The partner will build laboratory infrastructure in two ways: by providing opportunities for equipment maintenance to USG-supported laboratories and by increasing the number of large health facilities in Kinshasa that receive a large volume of referrals from other centers that have laboratories equipped to provide HIV-related services.
Lab equipment maintenance will be addressed in two ways: 1) contracts will be negotiated with suppliers to ensure that they provide support services to maintain the equipment and fix any problems identified during the use of the equipment; and 2) two institutions in Kinshasa, the Institute for Medical Technology and the Institute for Applied Sciences, will receive support to train maintenance technicians. The support will include curricula updates, purchasing of teaching equipment, and negotiations with suppliers of laboratory commodities for hands-on practice sessions with selected students who will eventually be assigned to work for the PNLS post-graduation.

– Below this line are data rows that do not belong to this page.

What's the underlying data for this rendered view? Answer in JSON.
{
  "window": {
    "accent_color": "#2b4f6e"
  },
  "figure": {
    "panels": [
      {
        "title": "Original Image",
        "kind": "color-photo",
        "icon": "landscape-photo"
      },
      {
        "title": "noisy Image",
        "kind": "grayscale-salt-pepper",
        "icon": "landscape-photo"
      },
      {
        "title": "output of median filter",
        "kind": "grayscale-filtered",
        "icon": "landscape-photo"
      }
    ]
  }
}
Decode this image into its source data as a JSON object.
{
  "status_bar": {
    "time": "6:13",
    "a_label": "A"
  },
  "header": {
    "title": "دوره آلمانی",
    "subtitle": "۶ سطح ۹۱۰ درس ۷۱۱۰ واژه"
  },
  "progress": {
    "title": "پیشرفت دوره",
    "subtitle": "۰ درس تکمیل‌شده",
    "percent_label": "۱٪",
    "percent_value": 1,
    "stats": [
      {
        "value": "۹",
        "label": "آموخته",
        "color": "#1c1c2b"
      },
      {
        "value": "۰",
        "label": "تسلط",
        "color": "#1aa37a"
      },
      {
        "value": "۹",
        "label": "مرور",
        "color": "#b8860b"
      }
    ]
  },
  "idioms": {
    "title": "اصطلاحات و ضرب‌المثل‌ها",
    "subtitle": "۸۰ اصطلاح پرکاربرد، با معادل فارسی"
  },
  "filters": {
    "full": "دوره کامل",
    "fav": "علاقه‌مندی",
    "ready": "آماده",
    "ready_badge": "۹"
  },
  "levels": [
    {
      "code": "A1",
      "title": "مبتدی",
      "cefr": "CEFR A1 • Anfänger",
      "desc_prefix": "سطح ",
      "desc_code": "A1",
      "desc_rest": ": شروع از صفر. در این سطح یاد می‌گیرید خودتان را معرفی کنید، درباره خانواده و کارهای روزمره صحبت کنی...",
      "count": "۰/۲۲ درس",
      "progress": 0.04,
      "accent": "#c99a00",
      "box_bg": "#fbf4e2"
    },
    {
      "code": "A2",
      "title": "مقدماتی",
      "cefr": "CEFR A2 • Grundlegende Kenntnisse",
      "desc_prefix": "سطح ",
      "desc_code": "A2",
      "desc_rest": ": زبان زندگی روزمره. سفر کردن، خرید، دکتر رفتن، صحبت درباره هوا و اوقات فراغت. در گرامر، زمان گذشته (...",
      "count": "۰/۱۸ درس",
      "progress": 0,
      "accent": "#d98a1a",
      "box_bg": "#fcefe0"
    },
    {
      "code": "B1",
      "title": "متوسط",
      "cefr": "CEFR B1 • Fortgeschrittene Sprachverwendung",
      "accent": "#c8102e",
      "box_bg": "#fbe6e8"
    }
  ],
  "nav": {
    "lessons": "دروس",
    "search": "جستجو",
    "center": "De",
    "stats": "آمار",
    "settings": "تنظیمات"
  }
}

To increase access to quality lab services for HIV diagnosis and disease monitoring in Kinshasa, the partner will provide equipment, commodities, and training for lab technicians in six laboratories within six large health facilities in Kinshasa. Each of these labs will perform six types of services: 1) HIV and sexually transmitted infections diagnostics, including syphilis rapid testing; 2) HIV disease monitoring, including CD4 count tests; 3) hematology, including hematocrit and hemoglobin tests; 4) TB diagnostics, including microscopy; 5) biochemistry analyses using spectrophotometers; and 6) an information system
to record data for reporting.
In FY 2010, the partner will initiate provider-initiated counseling and testing (PICT) for TB patients and
their first-line family members, give cotrimoxazole (cotrim) prophylaxis, and refer HIV+ individuals to
psychosocial support PSS groups, nutritional support services, and care and treatment centers to have
CD4 counts for ART staging performed, and initiate ART if necessary. This will occur in 20 high-
attendance CSDTs in Kinshasa. The partner will work with the PNT and UNC to identify CSDTs for FY
2010. PICT in CSDTs will be done by a TB nurse who also is responsible for TB diagnosis and
management. Providers of HIV/TB co-infection services will receive training on PICT as well as clinical
management of co-infected patients. All activities will be monitored regularly by program staff through
direct observation and review of patient registers and records. The partner will use the simplified
database and collection forms developed by UNC in collaboration with the PNT to monitor and evaluate
activities for program planning and quality improvement. Program monitoring will include didactic
trainings and substantial follow-up supervision at the selected CSDTs. Program evaluation will consist of
documentation of acquired training knowledge through pre and post test results, clinical skills observation
checklists and periodic quality assurance panel testing.